The various theories upon which the courts have decreed cancellation, of such contracts will be found discussed in an extended note to the case of Dixon v. Milling, 43 L. R. A. (N. S.) 916.
“In addition to the causes of action which survive at common law, causes of action for mesne profts, or for an injury to real or personal estate, or for any deceit or fraud, shall also survive, and the action may be brought, notwithstanding the death of the person entitled or liable to the same.”

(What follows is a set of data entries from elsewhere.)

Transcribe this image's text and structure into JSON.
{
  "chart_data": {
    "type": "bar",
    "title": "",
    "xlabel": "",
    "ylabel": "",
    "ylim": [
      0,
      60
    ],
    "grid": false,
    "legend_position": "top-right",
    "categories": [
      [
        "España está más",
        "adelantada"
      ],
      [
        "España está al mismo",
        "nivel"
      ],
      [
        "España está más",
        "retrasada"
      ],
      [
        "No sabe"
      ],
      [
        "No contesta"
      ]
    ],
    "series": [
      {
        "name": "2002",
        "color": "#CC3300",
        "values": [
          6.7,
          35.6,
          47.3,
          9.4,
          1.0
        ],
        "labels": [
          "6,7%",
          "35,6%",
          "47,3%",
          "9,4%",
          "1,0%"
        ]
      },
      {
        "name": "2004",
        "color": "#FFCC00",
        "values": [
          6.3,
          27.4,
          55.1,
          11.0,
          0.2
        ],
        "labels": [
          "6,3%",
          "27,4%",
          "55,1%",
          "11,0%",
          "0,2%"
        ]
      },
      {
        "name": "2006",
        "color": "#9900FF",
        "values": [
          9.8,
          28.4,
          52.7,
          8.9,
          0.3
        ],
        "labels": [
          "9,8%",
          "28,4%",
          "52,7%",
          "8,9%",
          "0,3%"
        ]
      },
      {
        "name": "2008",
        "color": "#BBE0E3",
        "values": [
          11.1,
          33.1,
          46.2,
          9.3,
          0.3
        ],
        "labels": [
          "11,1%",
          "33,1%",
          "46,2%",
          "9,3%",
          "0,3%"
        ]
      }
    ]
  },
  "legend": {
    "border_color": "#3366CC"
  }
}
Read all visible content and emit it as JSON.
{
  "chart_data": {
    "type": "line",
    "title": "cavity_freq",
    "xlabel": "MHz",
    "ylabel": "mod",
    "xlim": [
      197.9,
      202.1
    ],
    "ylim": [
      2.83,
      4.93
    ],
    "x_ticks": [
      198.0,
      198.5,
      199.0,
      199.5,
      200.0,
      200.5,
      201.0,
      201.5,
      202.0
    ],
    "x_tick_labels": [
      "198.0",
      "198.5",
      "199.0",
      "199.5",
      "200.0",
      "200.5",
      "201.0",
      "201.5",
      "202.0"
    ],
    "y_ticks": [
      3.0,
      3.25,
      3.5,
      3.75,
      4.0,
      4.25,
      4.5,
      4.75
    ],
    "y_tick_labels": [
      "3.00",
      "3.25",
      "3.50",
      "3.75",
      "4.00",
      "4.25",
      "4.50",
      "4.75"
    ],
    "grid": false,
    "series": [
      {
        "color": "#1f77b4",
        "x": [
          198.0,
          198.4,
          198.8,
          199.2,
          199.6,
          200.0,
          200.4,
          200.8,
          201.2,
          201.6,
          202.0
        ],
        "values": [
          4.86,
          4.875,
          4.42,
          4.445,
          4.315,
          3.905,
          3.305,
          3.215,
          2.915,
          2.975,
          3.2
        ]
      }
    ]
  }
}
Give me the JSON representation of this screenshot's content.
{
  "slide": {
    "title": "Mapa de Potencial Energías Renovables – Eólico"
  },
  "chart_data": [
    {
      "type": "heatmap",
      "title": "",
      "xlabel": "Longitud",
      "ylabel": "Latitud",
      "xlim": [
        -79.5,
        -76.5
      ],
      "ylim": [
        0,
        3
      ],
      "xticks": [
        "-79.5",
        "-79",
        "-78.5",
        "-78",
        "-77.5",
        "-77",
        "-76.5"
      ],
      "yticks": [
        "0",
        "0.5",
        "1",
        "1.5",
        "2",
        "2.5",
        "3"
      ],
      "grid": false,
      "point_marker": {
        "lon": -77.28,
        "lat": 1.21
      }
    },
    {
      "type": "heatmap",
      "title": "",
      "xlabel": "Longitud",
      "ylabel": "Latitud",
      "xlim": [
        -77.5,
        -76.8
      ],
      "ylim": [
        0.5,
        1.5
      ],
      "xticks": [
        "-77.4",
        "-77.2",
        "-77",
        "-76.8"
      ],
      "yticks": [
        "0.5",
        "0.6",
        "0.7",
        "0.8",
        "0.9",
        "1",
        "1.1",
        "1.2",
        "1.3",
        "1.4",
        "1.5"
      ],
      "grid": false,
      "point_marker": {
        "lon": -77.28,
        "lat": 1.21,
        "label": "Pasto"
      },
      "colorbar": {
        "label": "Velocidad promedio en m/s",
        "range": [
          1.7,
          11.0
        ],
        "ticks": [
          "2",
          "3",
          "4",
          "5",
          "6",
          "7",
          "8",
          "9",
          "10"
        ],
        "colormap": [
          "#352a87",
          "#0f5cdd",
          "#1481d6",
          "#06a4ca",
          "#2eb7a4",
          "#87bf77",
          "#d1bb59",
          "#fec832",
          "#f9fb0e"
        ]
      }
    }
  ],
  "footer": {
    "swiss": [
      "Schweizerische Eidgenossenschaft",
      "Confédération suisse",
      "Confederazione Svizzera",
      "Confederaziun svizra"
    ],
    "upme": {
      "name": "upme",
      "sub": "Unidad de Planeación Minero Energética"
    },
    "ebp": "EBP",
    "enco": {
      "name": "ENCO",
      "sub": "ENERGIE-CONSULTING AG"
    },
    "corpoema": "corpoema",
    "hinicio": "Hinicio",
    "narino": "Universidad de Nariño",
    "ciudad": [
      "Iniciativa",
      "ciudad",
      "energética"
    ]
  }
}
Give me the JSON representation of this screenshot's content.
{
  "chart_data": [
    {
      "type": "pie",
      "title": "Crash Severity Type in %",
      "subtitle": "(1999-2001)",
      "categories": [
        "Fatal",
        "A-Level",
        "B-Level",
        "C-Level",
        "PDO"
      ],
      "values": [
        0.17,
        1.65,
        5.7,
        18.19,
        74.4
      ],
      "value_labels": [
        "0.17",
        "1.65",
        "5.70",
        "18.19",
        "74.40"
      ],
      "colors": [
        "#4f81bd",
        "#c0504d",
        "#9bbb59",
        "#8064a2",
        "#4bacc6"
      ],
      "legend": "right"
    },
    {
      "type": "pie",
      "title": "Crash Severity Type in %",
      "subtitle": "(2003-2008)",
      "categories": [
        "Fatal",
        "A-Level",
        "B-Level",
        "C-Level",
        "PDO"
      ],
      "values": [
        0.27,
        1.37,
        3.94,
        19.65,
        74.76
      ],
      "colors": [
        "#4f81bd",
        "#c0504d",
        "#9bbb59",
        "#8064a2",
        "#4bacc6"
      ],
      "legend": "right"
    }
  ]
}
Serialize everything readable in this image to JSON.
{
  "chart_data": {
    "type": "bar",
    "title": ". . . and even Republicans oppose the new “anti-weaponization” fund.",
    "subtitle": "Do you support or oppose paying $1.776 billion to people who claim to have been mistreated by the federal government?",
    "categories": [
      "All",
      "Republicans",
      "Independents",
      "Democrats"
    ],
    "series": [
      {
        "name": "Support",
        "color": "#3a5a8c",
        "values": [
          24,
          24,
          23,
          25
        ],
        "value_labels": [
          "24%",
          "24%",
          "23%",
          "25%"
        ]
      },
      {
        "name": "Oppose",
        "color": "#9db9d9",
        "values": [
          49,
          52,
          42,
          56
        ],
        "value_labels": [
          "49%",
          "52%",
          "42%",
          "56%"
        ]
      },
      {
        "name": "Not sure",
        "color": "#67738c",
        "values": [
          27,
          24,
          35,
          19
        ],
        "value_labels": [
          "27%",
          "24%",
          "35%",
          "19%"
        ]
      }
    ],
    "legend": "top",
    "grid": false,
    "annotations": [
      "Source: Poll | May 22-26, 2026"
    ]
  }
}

But, waiving the statute, all the reported cases dealing with the question hold that the grantor’s right to rescind for breach of condition as to support descends to his heirs or representatives. See White v. Bailey, 65 W. Va. 573, 64 S. E. 1019, and case note to the same case in 23 L. R. A. (N. S.) 232.
Several other questions, of minor importance, were discussed by counsel for appellant- in their brief. All these questions have been examined by the court, but none of them warrant a reversal of the case.
Finding no error in the record warranting a reversal, the cause will be affirmed, and it is so ordered.